Five new sources have been added, and quotes from reviews suggesting that the band also qualifies for notability criterion no.7. of WP:MUSIC

– 7. Has become the most prominent representative of a notable style or of the local scene of a city; besides – 1. It has been the subject of multiple non-trivial published works whose source is independent from the musician/ensemble itself and reliable

It is not stated here that the reference cannot be a “niche” publication. Several of these publications are considered as reliable sources in the punk community. Ox fanzine is the No.1 punk rock magazine of Germany.

I’ll create pages for the band’s albums. They may be on a minor label, but their recent releases are available worldwide on iTunes and Amazon.

Please note that a band is notable if it meets ANY of the notability criteria, therefore charting is not an obligatory criterion.

Regarding your argument of Google search: please do a search on last.fm.
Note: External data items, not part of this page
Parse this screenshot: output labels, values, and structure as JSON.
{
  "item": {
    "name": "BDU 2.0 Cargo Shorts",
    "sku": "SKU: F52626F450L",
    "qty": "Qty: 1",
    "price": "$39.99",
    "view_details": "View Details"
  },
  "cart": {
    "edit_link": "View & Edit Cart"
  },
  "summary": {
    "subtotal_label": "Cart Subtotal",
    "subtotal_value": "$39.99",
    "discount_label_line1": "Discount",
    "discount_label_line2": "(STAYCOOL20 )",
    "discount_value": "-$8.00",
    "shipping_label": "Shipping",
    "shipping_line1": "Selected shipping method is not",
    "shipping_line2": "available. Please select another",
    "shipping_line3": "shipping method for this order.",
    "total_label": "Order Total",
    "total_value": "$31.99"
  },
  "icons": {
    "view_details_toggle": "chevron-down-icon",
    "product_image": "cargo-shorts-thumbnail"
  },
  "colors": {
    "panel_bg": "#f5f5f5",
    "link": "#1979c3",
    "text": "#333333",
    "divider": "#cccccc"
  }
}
The only band called Bankrupt that comes up with over 15,000 listeners is this one. You can also search MySpace for Bankrupt for similar results.

(Wikipedia:Articles for deletion/Log/2008 October 1)

These arguments, however, fail to convince the other editors, who continue to contend that these sources are unreliable, even after the above editor attempts to explain that, “Ox Fanzine has published 80 issues since 1988, and is the largest punk rock fanzine in Germany. Moloko Plus is another major German punk rock fanzine with over 30 issues released. Distorted Magazine from the UK is a very unique flash-based online magazine with over 20 issues published. Est.hu is a major Hungarian entertainment portal. Southspace.de, thepunksite.com, and kvakpunkrock.cz are all punk music portals with hundreds of reviews published, and having a significant readership. Also, Left Of The Dial (USA) was originally a respected print zine, before the author decided to go on as a blog.” (Wikipedia:Articles for deletion/Log/2008 October 1) One editor arguing for deletion writes, “Running a quick google search turns up the classic ‘myspace own website irrelevant’ results,” suggesting that perhaps here the same critical Google reading skills used by Wikipedia editors to prevent for-profit and self-promotional articles might here be being used to discount sub-cultural sources in the absence of mainstream media acceptance. Ultimately, the article is deleted.